How do I fill in low spots on shower tile floor, mosaic marble tile. Do I first remove as much as I can of original tile, clean, install new, or is there a less labor intensive way.
Thanks David


----------



## angus242 (Oct 20, 2007)

dlag said:


> is there a less labor intensive way.


 :no:

Why are there low spots to begin with? What type of waterproofing was used? Can you actually remove the tile without compromising the waterproofing?

If I was looking at this situation described, I'd be quoting for a complete tear-out of the pan. Obviously, the original installer wasn't competent as there are low spots on the mud bed. What other mistakes have been made too? Tear out or not touching it.


----------



## JohnFRWhipple (Oct 20, 2009)

dlag said:


> How do I fill in low spots on shower tile floor, mosaic marble tile. Do I first remove as much as I can of original tile, clean, install new, or is there a less labor intensive way.
> Thanks David


Whoops not enough coffee this morning - I read that you need to fill low spots on the grout. So I answered this; 

Has the shower floor been used already? If so it should get a proper cleaning first.
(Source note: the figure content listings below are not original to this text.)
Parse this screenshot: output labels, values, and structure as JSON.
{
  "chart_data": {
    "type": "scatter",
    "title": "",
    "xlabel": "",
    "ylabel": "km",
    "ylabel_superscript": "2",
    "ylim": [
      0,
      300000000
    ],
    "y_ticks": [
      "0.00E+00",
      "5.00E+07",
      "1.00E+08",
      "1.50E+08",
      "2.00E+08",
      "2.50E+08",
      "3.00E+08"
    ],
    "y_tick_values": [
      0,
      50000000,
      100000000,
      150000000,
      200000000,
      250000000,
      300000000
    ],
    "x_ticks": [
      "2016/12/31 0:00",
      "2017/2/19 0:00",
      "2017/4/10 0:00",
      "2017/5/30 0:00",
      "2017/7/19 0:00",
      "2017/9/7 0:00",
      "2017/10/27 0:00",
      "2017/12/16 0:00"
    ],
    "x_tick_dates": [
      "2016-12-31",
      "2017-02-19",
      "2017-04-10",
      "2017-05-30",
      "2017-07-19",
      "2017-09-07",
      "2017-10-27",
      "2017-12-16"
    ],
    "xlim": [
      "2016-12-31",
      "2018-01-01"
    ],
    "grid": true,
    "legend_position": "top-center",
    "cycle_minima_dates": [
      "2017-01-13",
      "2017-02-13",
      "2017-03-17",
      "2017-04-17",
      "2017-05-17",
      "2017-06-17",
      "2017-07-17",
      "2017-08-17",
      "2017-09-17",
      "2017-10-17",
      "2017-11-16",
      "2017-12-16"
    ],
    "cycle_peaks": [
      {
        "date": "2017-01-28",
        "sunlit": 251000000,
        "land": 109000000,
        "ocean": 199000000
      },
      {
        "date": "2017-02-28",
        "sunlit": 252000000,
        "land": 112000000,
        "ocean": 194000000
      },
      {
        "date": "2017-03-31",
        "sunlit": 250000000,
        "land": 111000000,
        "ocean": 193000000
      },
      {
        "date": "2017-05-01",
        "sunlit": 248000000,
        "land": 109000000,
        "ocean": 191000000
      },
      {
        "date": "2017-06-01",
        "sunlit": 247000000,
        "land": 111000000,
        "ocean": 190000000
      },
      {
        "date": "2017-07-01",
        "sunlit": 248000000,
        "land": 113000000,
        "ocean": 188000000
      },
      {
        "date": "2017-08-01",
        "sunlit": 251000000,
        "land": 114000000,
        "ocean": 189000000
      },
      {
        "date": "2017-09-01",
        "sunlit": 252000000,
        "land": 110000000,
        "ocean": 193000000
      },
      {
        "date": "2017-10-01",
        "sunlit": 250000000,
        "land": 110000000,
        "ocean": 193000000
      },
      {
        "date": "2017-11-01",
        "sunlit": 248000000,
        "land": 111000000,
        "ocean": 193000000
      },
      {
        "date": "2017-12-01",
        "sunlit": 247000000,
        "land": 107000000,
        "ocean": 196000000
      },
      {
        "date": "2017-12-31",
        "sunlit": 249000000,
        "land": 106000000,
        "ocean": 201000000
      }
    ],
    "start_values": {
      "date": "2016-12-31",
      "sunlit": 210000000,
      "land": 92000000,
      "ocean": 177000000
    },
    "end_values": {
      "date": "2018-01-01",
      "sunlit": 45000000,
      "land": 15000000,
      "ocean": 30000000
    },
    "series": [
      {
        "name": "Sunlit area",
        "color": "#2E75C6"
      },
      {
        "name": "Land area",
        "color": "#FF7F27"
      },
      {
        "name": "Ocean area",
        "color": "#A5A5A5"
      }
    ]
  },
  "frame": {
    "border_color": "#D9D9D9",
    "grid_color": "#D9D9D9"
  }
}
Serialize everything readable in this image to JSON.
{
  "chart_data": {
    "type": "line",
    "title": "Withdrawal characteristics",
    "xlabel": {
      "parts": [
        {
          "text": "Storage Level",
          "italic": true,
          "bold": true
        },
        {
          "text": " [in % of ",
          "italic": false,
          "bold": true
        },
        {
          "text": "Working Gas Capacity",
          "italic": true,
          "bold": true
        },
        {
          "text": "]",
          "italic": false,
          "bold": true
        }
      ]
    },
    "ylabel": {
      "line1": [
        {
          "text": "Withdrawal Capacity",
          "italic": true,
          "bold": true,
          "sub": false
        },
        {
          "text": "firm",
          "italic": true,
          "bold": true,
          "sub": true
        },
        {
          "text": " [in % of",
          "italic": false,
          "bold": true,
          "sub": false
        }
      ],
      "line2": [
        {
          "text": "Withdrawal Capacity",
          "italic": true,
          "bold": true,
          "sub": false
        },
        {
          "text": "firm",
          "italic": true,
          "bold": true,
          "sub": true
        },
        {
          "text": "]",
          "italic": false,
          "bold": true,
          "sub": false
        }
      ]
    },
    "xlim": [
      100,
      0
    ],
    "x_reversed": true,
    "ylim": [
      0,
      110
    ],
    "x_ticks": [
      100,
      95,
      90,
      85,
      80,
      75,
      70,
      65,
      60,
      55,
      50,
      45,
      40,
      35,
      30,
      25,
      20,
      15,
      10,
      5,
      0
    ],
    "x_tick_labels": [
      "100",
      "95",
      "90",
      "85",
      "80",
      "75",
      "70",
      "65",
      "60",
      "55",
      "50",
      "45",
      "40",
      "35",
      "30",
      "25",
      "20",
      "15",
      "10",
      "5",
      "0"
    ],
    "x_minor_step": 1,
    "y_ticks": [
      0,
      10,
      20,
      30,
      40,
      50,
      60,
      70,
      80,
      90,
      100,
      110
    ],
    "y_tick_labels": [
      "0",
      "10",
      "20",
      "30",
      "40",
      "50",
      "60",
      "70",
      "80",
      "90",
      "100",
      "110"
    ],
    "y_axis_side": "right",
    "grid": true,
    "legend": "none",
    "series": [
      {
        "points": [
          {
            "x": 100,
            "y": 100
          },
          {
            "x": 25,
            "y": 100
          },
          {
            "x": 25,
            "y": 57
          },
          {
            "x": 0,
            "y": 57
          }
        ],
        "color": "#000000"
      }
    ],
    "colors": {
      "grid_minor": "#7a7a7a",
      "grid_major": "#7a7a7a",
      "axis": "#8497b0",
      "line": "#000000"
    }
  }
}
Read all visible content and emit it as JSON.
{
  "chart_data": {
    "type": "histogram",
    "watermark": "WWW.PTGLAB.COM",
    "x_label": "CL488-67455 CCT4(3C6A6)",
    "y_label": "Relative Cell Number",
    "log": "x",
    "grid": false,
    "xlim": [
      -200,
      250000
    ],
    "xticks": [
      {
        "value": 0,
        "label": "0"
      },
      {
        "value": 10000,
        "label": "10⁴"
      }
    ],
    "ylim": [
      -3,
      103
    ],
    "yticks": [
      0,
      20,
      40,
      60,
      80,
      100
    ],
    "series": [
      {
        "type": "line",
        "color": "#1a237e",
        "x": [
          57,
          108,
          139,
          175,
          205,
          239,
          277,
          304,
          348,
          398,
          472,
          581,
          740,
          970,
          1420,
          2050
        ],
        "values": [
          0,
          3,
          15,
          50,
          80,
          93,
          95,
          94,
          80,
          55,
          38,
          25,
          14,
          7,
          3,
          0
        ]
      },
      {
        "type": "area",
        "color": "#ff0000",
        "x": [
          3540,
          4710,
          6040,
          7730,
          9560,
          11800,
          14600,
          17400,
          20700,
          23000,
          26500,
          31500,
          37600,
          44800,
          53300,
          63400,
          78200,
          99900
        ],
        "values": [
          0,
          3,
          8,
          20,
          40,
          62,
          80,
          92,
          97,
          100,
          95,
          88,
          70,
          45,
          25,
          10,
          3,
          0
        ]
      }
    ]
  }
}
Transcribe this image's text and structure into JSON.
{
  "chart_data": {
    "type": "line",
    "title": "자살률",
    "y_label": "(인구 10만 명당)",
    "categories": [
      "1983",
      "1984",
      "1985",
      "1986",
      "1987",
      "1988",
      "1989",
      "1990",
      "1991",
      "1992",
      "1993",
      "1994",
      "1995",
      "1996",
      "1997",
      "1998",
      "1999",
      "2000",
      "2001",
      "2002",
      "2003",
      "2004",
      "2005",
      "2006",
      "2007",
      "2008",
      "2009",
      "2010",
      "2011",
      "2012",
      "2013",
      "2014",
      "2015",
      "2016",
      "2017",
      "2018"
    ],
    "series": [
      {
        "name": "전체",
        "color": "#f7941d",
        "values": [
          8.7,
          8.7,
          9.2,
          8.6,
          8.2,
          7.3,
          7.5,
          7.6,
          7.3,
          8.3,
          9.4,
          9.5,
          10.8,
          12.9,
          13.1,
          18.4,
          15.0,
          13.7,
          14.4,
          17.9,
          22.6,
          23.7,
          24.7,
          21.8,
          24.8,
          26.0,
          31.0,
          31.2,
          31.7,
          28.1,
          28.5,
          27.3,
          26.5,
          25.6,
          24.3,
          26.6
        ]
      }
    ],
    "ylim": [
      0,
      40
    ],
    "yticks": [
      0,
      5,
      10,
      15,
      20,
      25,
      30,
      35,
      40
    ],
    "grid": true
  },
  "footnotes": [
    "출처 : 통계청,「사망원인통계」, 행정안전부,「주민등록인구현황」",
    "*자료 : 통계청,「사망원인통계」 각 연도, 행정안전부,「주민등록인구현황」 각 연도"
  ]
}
We like the Aqua Mix Tile N' Grout cleaner here in Vancouver for any grout haze or grout cleaning project. Heed the safety warnings on this product because it is a acid based cleaner.

Once clean we follow an old rule of thumb that a grout repair should have the depth of the new grout >= the width of the grout joint. In a dream world the prep work would see the prep work leaving you a dado shaped void once finished but this is rarely possible to do.

Low spots on the shower floor is tricky to repair and like Angus mentioned a much larger problem and one that would raise many red flags for me.

Can you send a picture of the drain? If it is a Kerdi Drain then removing a few tiles might damage the waterproofing. If it is a standard clamping style drain you might have a good safety net of mortar under that tile. Ask the client if they have any prep pictures. Here in Vancouver I build a lot of hybrid showers and like a Kerdi drain have my waterproofing topical right under the tile. 

I would be using an angle grinder and ripping cross cuts say 5/16" thick on a 3/8" tile and cutting out the low tile with out removing the mortar below it. Then using most likely a little Grani Rapid or Mapecem to change the grade depending on the amount needed.

Once repaired I would insure this shower gets a flood test to double check the shower holds water after the repair. It might be wise to do one before any repair work starts since there is a good job it leaks already.

Good Luck.

JW


----------



## charimon (Nov 24, 2008)

Ok, first a bit of clarification. Your title says tile GROUT repair/replace, but your post speaks of tile. Which is it??????


----------